Un beneficiario de una pensión no contributiva de jubilación tendrá que devolver 2.233,42 euros después de permanecer más de tres meses en Argelia y no conseguir acreditar ante los tribunales que una enfermedad le hubiera impedido regresar antes a España. El Tribunal Superior de Justicia de Castilla-La Mancha, con sede en Albacete, ha rechazado su recurso y confirma la decisión que había adoptado la Junta.
La pensión había sido reconocida en marzo de 2019. Sin embargo, en septiembre de 2022 la Administración acordó extinguirla y declaró indebidas las cantidades percibidas entre los meses de mayo y agosto de ese año, fijando el importe que debía reintegrar en 2.233,42 euros.
Salió hacia Argelia en abril y regresó en julio
La documentación incorporada al procedimiento permitió acreditar que el pensionista entró en Argelia el 15 de abril de 2022 y salió del país el 23 de julio, por lo que su estancia se prolongó durante más de tres meses.
La sentencia recoge además que el viaje coincidió con el traslado a Argelia del féretro de una persona fallecida pocos días antes en España. Consta igualmente que el beneficiario había tomado el 15 de abril un vuelo desde Madrid.
Tras perder la prestación, el afectado llevó el asunto a los tribunales. El Juzgado de lo Social número 1 de Guadalajara rechazó inicialmente su demanda y confirmó la resolución administrativa, decisión que posteriormente recurrió ante el TSJ de Castilla-La Mancha.
Alegó que enfermó y no podía regresar
El principal argumento utilizado para justificar la duración de su estancia fue su estado de salud. El pensionista sostuvo que había permanecido hospitalizado en Argelia desde principios hasta finales de julio y que, debido a la enfermedad, no había estado en condiciones de viajar de regreso a España.

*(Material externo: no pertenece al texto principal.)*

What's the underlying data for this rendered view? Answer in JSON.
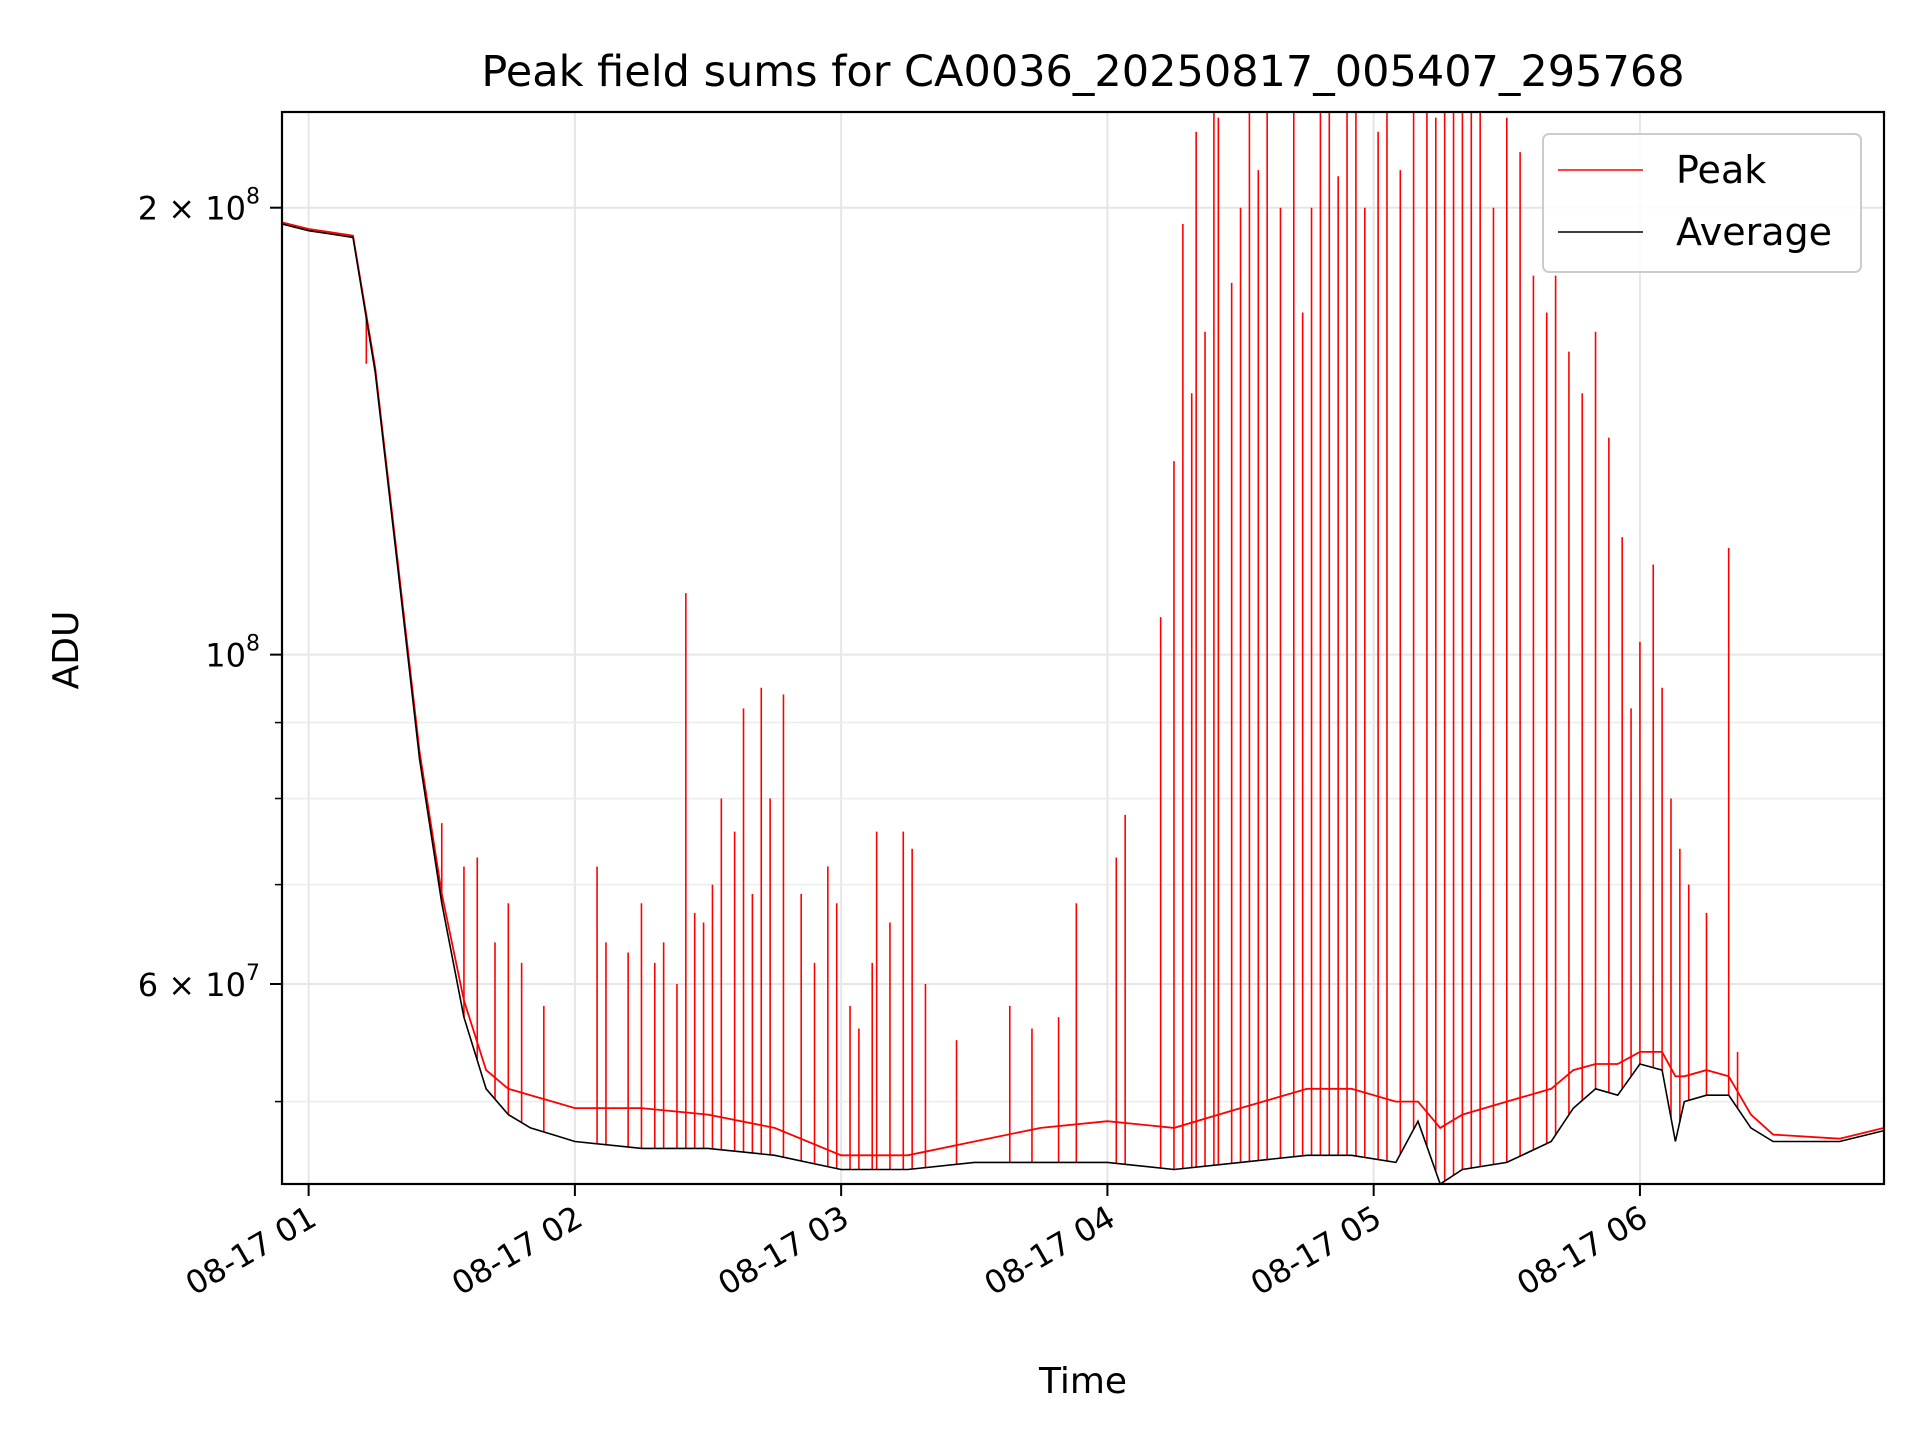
{
  "chart_data": {
    "type": "line",
    "title": "Peak field sums for CA0036_20250817_005407_295768",
    "xlabel": "Time",
    "ylabel": "ADU",
    "yscale": "log",
    "xlim": [
      "2025-08-17 00:54",
      "2025-08-17 06:55"
    ],
    "ylim": [
      44000000,
      232000000
    ],
    "grid": true,
    "legend_position": "top-right",
    "x_ticks": [
      "08-17 01",
      "08-17 02",
      "08-17 03",
      "08-17 04",
      "08-17 05",
      "08-17 06"
    ],
    "y_ticks": [
      {
        "value": 200000000,
        "base": "2 × 10",
        "exp": "8"
      },
      {
        "value": 100000000,
        "base": "10",
        "exp": "8"
      },
      {
        "value": 60000000,
        "base": "6 × 10",
        "exp": "7"
      }
    ],
    "series": [
      {
        "name": "Average",
        "color": "#000000",
        "x": [
          "00:54",
          "01:00",
          "01:05",
          "01:10",
          "01:15",
          "01:20",
          "01:25",
          "01:30",
          "01:35",
          "01:40",
          "01:45",
          "01:50",
          "01:55",
          "02:00",
          "02:15",
          "02:30",
          "02:45",
          "03:00",
          "03:15",
          "03:30",
          "03:45",
          "04:00",
          "04:15",
          "04:30",
          "04:45",
          "04:55",
          "05:05",
          "05:10",
          "05:15",
          "05:20",
          "05:30",
          "05:40",
          "05:45",
          "05:50",
          "05:55",
          "06:00",
          "06:05",
          "06:08",
          "06:10",
          "06:15",
          "06:20",
          "06:25",
          "06:30",
          "06:45",
          "06:55"
        ],
        "values": [
          195000000,
          193000000,
          192000000,
          191000000,
          155000000,
          115000000,
          85000000,
          68000000,
          57000000,
          51000000,
          49000000,
          48000000,
          47500000,
          47000000,
          46500000,
          46500000,
          46000000,
          45000000,
          45000000,
          45500000,
          45500000,
          45500000,
          45000000,
          45500000,
          46000000,
          46000000,
          45500000,
          48500000,
          44000000,
          45000000,
          45500000,
          47000000,
          49500000,
          51000000,
          50500000,
          53000000,
          52500000,
          47000000,
          50000000,
          50500000,
          50500000,
          48000000,
          47000000,
          47000000,
          47800000
        ]
      },
      {
        "name": "Peak",
        "color": "#ff0000",
        "x": [
          "00:54",
          "01:00",
          "01:05",
          "01:10",
          "01:15",
          "01:20",
          "01:25",
          "01:30",
          "01:35",
          "01:40",
          "01:45",
          "01:50",
          "01:55",
          "02:00",
          "02:15",
          "02:30",
          "02:45",
          "03:00",
          "03:15",
          "03:30",
          "03:45",
          "04:00",
          "04:15",
          "04:30",
          "04:45",
          "04:55",
          "05:05",
          "05:10",
          "05:15",
          "05:20",
          "05:30",
          "05:40",
          "05:45",
          "05:50",
          "05:55",
          "06:00",
          "06:05",
          "06:08",
          "06:10",
          "06:15",
          "06:20",
          "06:25",
          "06:30",
          "06:45",
          "06:55"
        ],
        "values": [
          195500000,
          193500000,
          192500000,
          191500000,
          156000000,
          116000000,
          86000000,
          69000000,
          58500000,
          52500000,
          51000000,
          50500000,
          50000000,
          49500000,
          49500000,
          49000000,
          48000000,
          46000000,
          46000000,
          47000000,
          48000000,
          48500000,
          48000000,
          49500000,
          51000000,
          51000000,
          50000000,
          50000000,
          48000000,
          49000000,
          50000000,
          51000000,
          52500000,
          53000000,
          53000000,
          54000000,
          54000000,
          52000000,
          52000000,
          52500000,
          52000000,
          49000000,
          47500000,
          47200000,
          48000000
        ],
        "spikes": [
          [
            "01:13",
            157000000
          ],
          [
            "01:25",
            86000000
          ],
          [
            "01:30",
            77000000
          ],
          [
            "01:35",
            72000000
          ],
          [
            "01:38",
            73000000
          ],
          [
            "01:42",
            64000000
          ],
          [
            "01:45",
            68000000
          ],
          [
            "01:48",
            62000000
          ],
          [
            "01:53",
            58000000
          ],
          [
            "02:05",
            72000000
          ],
          [
            "02:07",
            64000000
          ],
          [
            "02:12",
            63000000
          ],
          [
            "02:15",
            68000000
          ],
          [
            "02:18",
            62000000
          ],
          [
            "02:20",
            64000000
          ],
          [
            "02:23",
            60000000
          ],
          [
            "02:25",
            110000000
          ],
          [
            "02:27",
            67000000
          ],
          [
            "02:29",
            66000000
          ],
          [
            "02:31",
            70000000
          ],
          [
            "02:33",
            80000000
          ],
          [
            "02:36",
            76000000
          ],
          [
            "02:38",
            92000000
          ],
          [
            "02:40",
            69000000
          ],
          [
            "02:42",
            95000000
          ],
          [
            "02:44",
            80000000
          ],
          [
            "02:47",
            94000000
          ],
          [
            "02:51",
            69000000
          ],
          [
            "02:54",
            62000000
          ],
          [
            "02:57",
            72000000
          ],
          [
            "02:59",
            68000000
          ],
          [
            "03:02",
            58000000
          ],
          [
            "03:04",
            56000000
          ],
          [
            "03:07",
            62000000
          ],
          [
            "03:08",
            76000000
          ],
          [
            "03:11",
            66000000
          ],
          [
            "03:14",
            76000000
          ],
          [
            "03:16",
            74000000
          ],
          [
            "03:19",
            60000000
          ],
          [
            "03:26",
            55000000
          ],
          [
            "03:38",
            58000000
          ],
          [
            "03:43",
            56000000
          ],
          [
            "03:49",
            57000000
          ],
          [
            "03:53",
            68000000
          ],
          [
            "04:02",
            73000000
          ],
          [
            "04:04",
            78000000
          ],
          [
            "04:12",
            106000000
          ],
          [
            "04:15",
            135000000
          ],
          [
            "04:17",
            195000000
          ],
          [
            "04:19",
            150000000
          ],
          [
            "04:20",
            225000000
          ],
          [
            "04:22",
            165000000
          ],
          [
            "04:24",
            240000000
          ],
          [
            "04:25",
            230000000
          ],
          [
            "04:28",
            178000000
          ],
          [
            "04:30",
            200000000
          ],
          [
            "04:32",
            242000000
          ],
          [
            "04:34",
            212000000
          ],
          [
            "04:36",
            248000000
          ],
          [
            "04:39",
            200000000
          ],
          [
            "04:42",
            250000000
          ],
          [
            "04:44",
            170000000
          ],
          [
            "04:46",
            200000000
          ],
          [
            "04:48",
            240000000
          ],
          [
            "04:50",
            248000000
          ],
          [
            "04:52",
            210000000
          ],
          [
            "04:54",
            250000000
          ],
          [
            "04:56",
            236000000
          ],
          [
            "04:58",
            200000000
          ],
          [
            "05:01",
            225000000
          ],
          [
            "05:03",
            250000000
          ],
          [
            "05:06",
            212000000
          ],
          [
            "05:09",
            240000000
          ],
          [
            "05:12",
            250000000
          ],
          [
            "05:14",
            230000000
          ],
          [
            "05:16",
            245000000
          ],
          [
            "05:18",
            250000000
          ],
          [
            "05:20",
            235000000
          ],
          [
            "05:22",
            250000000
          ],
          [
            "05:24",
            245000000
          ],
          [
            "05:27",
            200000000
          ],
          [
            "05:30",
            230000000
          ],
          [
            "05:33",
            218000000
          ],
          [
            "05:36",
            180000000
          ],
          [
            "05:39",
            170000000
          ],
          [
            "05:41",
            180000000
          ],
          [
            "05:44",
            160000000
          ],
          [
            "05:47",
            150000000
          ],
          [
            "05:50",
            165000000
          ],
          [
            "05:53",
            140000000
          ],
          [
            "05:56",
            120000000
          ],
          [
            "05:58",
            92000000
          ],
          [
            "06:00",
            102000000
          ],
          [
            "06:03",
            115000000
          ],
          [
            "06:05",
            95000000
          ],
          [
            "06:07",
            80000000
          ],
          [
            "06:09",
            74000000
          ],
          [
            "06:11",
            70000000
          ],
          [
            "06:15",
            67000000
          ],
          [
            "06:20",
            118000000
          ],
          [
            "06:22",
            54000000
          ]
        ]
      }
    ]
  }
}
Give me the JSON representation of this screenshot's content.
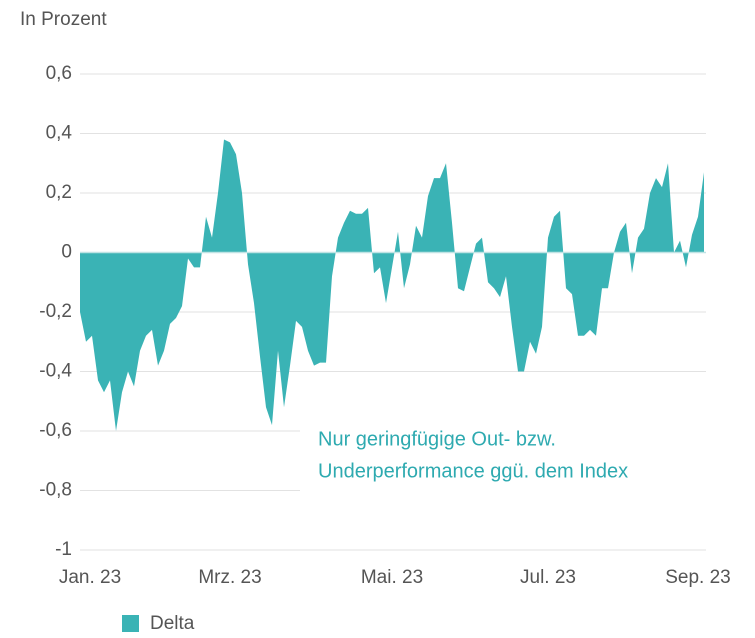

La documentación médica sí reflejaba que entre los días 3 y 22 de julio de 2022 padeció un síndrome febril y miálgico inespecífico y que recibió asistencia en un hospital argelino por síntomas como dolor de cabeza y dolores articulares.
Sin embargo, el TSJ considera que esa prueba no permite llegar hasta la conclusión pretendida por el recurrente. La Sala señala que los documentos aportados no acreditan con seguridad que permaneciera hospitalizado durante todo el periodo que afirmaba, ya que la documentación habla de una baja médica y de asistencia sanitaria, pero no demuestra claramente una hospitalización prolongada.
El recurso también presentaba un problema procesal
La sentencia no solo rechaza su pretensión por la insuficiencia de la documentación. El tribunal detecta además un problema en la forma en la que fue planteado el recurso.
El beneficiario pretendía modificar uno de los hechos probados de la primera sentencia para incorporar su versión sobre la hospitalización, pero no propuso de manera concreta cómo debía quedar redactado ese hecho. El TSJ recuerda que en un recurso de suplicación no basta con discrepar de la versión judicial: hay que identificar exactamente qué hecho se quiere modificar, proponer una nueva redacción y señalar las pruebas que demuestran de forma directa el error.
Además, el recurso únicamente planteó la revisión de los hechos probados y no formuló un motivo jurídico adicional que permitiera al tribunal modificar la conclusión de la primera sentencia. La Sala recuerda que no puede suplir de oficio las deficiencias de la estrategia procesal de una de las partes.
Confirma la pérdida de la pensión y la devolución del dinero
El Tribunal Superior de Justicia termina por desestimar íntegramente el recurso, de manera que queda confirmada la sentencia del Juzgado de lo Social número 1 de Guadalajara y, con ella, la resolución administrativa que había extinguido la pensión no contributiva y declarado indebidamente percibidos 2.233,42 euros.
El tribunal no impone las costas al recurrente porque tenía reconocido el derecho a la asistencia jurídica gratuita. La sentencia fue dictada el 30 de junio de 2026 por la Sala de lo Social del TSJ de Castilla-La Mancha y tiene como ponente al magistrado Antonio Cervera Peláez-Campomanes.